Regarding nutrition, Ng said that the salted egg yolk version contains the most calories, at 250 per serving, while the salted fish and dried squid versions are about 230 and 210 calories, respectively. All three options provide the same amount of protein at 14 grams per serving. They also have similar amounts of fat (between 18 and 20 grams) and about 4 grams of carbohydrates.
“Steaming is a healthy way of cooking,” Ng said. “It utilises the fat already in the pork, so there is no need to use additional oil. It also retains the nutrients.”
She explained that steaming occurs at 100 degrees Celsius. Meanwhile, pan-frying and deep-frying usually use oil heated to about 150 degrees and 190 degrees, respectively. “There is a greater loss in nutrients when food is exposed to more heat for a longer period.”
That said, the nutritionist does not recommend eating steamed pork patties every day, as they contain high amounts of sodium and fat. Once a week is a reasonable amount, and be sure to pair your patties with vegetables and rice to add some fibre and carbohydrates for a balanced diet. It is also a good idea to opt for pork loin – it contains just 8.8 grams of fat per 100 grams, compared to pork belly’s 21.3 grams.
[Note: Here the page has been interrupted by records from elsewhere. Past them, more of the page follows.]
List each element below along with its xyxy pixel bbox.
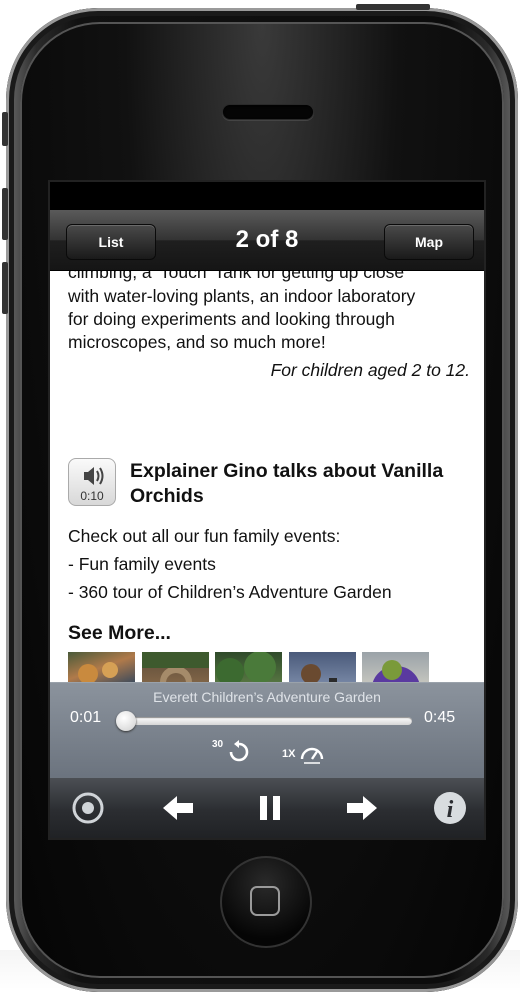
garden-arch-photo[interactable] bbox=[142, 652, 209, 682]
child-microscope-photo[interactable] bbox=[289, 652, 356, 682]
next-arrow-icon bbox=[347, 796, 377, 820]
previous-arrow-icon bbox=[163, 796, 193, 820]
target-icon bbox=[72, 792, 104, 824]
speaker-icon bbox=[84, 467, 104, 485]
intro-line-4: microscopes, and so much more! bbox=[68, 332, 326, 352]
orchid-photo-image bbox=[78, 662, 118, 682]
link-360-tour[interactable]: - 360 tour of Children’s Adventure Garde… bbox=[68, 582, 472, 603]
audience-note: For children aged 2 to 12. bbox=[270, 360, 470, 380]
garden-arch-photo-image bbox=[142, 652, 209, 682]
svg-text:i: i bbox=[447, 797, 454, 823]
progress-knob[interactable] bbox=[115, 711, 136, 731]
total-time: 0:45 bbox=[424, 709, 456, 726]
info-icon: i bbox=[434, 792, 466, 824]
garden-plants-photo[interactable] bbox=[215, 651, 282, 682]
navigation-bar: List 2 of 8 Map bbox=[50, 210, 484, 271]
progress-slider[interactable] bbox=[115, 711, 412, 731]
info-button[interactable]: i bbox=[428, 786, 472, 830]
volume-up-button bbox=[2, 188, 8, 240]
speedometer-icon bbox=[300, 747, 324, 764]
garden-plants-photo-image bbox=[216, 651, 276, 682]
ringer-switch bbox=[2, 112, 8, 146]
child-microscope-photo-image bbox=[301, 664, 337, 682]
audio-player: Everett Children’s Adventure Garden 0:01… bbox=[50, 682, 484, 779]
skip-back-seconds: 30 bbox=[212, 739, 224, 750]
earpiece-speaker bbox=[222, 104, 314, 120]
control-bar: i bbox=[50, 778, 484, 838]
previous-button[interactable] bbox=[156, 786, 200, 830]
skip-back-button[interactable]: 30 bbox=[210, 735, 254, 769]
screen: List 2 of 8 Map climbing, a 'Touch' Tank… bbox=[48, 180, 486, 840]
topiary-gorilla-photo[interactable] bbox=[362, 652, 429, 682]
next-button[interactable] bbox=[340, 786, 384, 830]
see-more-heading: See More... bbox=[68, 622, 171, 644]
audio-duration: 0:10 bbox=[80, 489, 104, 503]
intro-line-3: for doing experiments and looking throug… bbox=[68, 309, 395, 329]
playback-speed-label: 1X bbox=[282, 748, 296, 760]
audio-play-button[interactable]: 0:10 bbox=[68, 458, 116, 506]
sleep-button bbox=[356, 4, 430, 10]
floor-reflection bbox=[0, 950, 520, 990]
pause-button[interactable] bbox=[248, 786, 292, 830]
intro-line-2: with water-loving plants, an indoor labo… bbox=[68, 286, 416, 306]
audio-clip[interactable]: 0:10 Explainer Gino talks about Vanilla … bbox=[68, 454, 478, 510]
events-intro: Check out all our fun family events: bbox=[68, 526, 341, 546]
elapsed-time: 0:01 bbox=[70, 709, 102, 726]
map-button[interactable]: Map bbox=[384, 224, 474, 260]
home-button[interactable] bbox=[220, 856, 312, 948]
volume-down-button bbox=[2, 262, 8, 314]
status-bar bbox=[50, 182, 484, 210]
target-button[interactable] bbox=[66, 786, 110, 830]
pause-icon bbox=[260, 796, 280, 820]
playback-speed-button[interactable]: 1X bbox=[280, 735, 330, 769]
topiary-gorilla-photo-image bbox=[372, 660, 420, 682]
orchid-photo[interactable] bbox=[68, 652, 135, 682]
track-title: Everett Children’s Adventure Garden bbox=[153, 689, 381, 705]
home-square-icon bbox=[250, 886, 280, 916]
rewind-icon bbox=[229, 740, 249, 762]
link-family-events[interactable]: - Fun family events bbox=[68, 554, 472, 575]
audio-title[interactable]: Explainer Gino talks about Vanilla Orchi… bbox=[130, 459, 450, 509]
content-area[interactable]: climbing, a 'Touch' Tank for getting up … bbox=[50, 242, 484, 682]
“Home-cooked versions of dishes, like the recipe below, are always healthier. You can control the amount of seasoning and the cuts of meat you use,” Ng said. “Steamed pork patties offer a double bonus: they’re quick to prepare and clean up. You can even watch an episode of your favourite Netflix series while they cook!”
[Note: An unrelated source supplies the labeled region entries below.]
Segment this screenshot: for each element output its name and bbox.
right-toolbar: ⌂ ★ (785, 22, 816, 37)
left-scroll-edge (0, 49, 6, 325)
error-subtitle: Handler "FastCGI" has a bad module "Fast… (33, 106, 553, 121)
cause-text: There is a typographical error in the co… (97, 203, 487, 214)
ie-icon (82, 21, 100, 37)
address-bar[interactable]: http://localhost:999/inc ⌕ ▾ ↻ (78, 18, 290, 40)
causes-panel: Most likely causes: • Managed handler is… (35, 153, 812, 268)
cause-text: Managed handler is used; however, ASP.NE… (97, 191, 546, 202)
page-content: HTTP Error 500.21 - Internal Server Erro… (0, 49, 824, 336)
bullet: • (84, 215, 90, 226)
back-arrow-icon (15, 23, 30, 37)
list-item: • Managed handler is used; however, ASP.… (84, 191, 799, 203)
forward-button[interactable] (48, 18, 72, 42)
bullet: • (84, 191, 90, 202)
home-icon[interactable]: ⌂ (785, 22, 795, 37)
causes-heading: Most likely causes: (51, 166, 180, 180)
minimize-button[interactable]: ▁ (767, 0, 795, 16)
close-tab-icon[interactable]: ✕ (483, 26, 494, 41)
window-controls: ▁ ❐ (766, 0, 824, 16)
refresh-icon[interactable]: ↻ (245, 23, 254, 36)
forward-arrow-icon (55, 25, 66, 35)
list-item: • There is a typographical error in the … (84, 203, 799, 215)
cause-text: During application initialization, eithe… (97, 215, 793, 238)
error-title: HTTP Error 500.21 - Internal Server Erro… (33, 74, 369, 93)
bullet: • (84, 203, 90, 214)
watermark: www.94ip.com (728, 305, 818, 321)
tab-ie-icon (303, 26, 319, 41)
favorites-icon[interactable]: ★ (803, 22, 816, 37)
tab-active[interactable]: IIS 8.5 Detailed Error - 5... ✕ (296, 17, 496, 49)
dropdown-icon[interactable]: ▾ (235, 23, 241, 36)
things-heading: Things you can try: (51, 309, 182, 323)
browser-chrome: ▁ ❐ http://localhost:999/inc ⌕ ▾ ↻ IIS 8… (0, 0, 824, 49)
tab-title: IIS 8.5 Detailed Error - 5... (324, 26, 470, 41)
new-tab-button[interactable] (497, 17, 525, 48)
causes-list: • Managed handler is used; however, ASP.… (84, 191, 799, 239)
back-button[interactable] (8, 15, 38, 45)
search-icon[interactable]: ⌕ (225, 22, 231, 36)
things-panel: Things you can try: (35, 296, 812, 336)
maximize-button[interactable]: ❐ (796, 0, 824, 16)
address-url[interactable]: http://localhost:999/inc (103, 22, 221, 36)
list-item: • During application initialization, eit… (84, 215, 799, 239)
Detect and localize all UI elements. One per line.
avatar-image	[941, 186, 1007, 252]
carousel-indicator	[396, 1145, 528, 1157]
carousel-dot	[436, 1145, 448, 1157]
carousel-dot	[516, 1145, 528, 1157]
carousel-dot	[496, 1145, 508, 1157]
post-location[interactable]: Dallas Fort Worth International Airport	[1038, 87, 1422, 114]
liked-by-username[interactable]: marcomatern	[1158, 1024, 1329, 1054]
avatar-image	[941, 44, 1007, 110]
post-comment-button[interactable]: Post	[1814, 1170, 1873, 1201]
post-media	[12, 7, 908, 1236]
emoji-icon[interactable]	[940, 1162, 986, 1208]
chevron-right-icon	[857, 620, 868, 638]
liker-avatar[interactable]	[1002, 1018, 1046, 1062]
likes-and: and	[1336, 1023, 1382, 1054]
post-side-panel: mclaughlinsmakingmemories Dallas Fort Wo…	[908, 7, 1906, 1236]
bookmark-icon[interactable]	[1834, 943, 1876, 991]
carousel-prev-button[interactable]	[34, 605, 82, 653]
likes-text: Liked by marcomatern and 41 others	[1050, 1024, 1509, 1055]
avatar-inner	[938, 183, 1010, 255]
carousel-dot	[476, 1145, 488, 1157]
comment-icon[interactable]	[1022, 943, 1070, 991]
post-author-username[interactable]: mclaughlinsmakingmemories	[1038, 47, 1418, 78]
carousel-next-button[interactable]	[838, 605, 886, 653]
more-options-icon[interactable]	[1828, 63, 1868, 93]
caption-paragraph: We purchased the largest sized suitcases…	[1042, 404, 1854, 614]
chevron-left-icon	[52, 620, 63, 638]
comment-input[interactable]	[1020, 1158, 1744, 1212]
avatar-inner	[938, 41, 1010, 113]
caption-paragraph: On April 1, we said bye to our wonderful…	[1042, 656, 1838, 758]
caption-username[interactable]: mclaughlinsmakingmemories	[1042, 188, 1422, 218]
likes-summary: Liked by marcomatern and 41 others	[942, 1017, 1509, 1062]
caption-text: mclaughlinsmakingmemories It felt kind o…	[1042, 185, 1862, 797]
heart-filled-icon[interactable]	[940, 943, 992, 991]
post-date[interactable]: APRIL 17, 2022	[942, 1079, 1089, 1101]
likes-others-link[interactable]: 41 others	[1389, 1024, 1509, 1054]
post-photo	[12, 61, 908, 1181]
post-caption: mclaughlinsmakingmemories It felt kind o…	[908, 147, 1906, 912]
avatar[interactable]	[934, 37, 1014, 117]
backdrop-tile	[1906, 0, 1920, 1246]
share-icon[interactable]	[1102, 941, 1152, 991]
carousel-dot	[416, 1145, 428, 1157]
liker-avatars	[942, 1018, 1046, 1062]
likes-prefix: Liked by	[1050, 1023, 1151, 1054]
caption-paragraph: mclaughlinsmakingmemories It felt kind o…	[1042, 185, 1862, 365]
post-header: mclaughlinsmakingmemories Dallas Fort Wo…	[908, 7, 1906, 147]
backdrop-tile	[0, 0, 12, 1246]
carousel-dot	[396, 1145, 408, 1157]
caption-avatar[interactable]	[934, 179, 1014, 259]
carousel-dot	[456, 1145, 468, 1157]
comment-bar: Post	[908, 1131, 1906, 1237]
Hearty steamed pork patties
Ingredients (serves 2)
– 100 grams lean ground pork loin
– 4 medium dried shiitake mushrooms
– 6 fresh water chestnuts
– salt and pepper, to taste
– 1 tablespoon cooking oil
– 1/2 tablespoon soy sauce
– 1 scallion, finely chopped
Directions
1. Add soy sauce to the ground pork and let it sit for 30 minutes.
2. Soak dried shiitake mushrooms in warm water until softened and rehydrated. Squeeze out excess water, remove the stems, and mince into small pieces.
3. Wash and peel the water chestnuts. Mince into small pieces.
4. Mix the marinated ground pork with the minced mushrooms and water chestnuts. Stir evenly and flatten the mixture with a spoon before transferring it to a steaming tray.
5. Sprinkle some salt and pepper over the patty.
6. Fill half a pot with water. Grease the steaming tray with cooking oil, then place it in the middle of the pot with the patty on top. Cover the lid and steam for 20 minutes.
7. Sprinkle scallions over the patty and steam for another minute or two. Carefully remove the patty. Serve hot with a bowl of rice and some vegetables.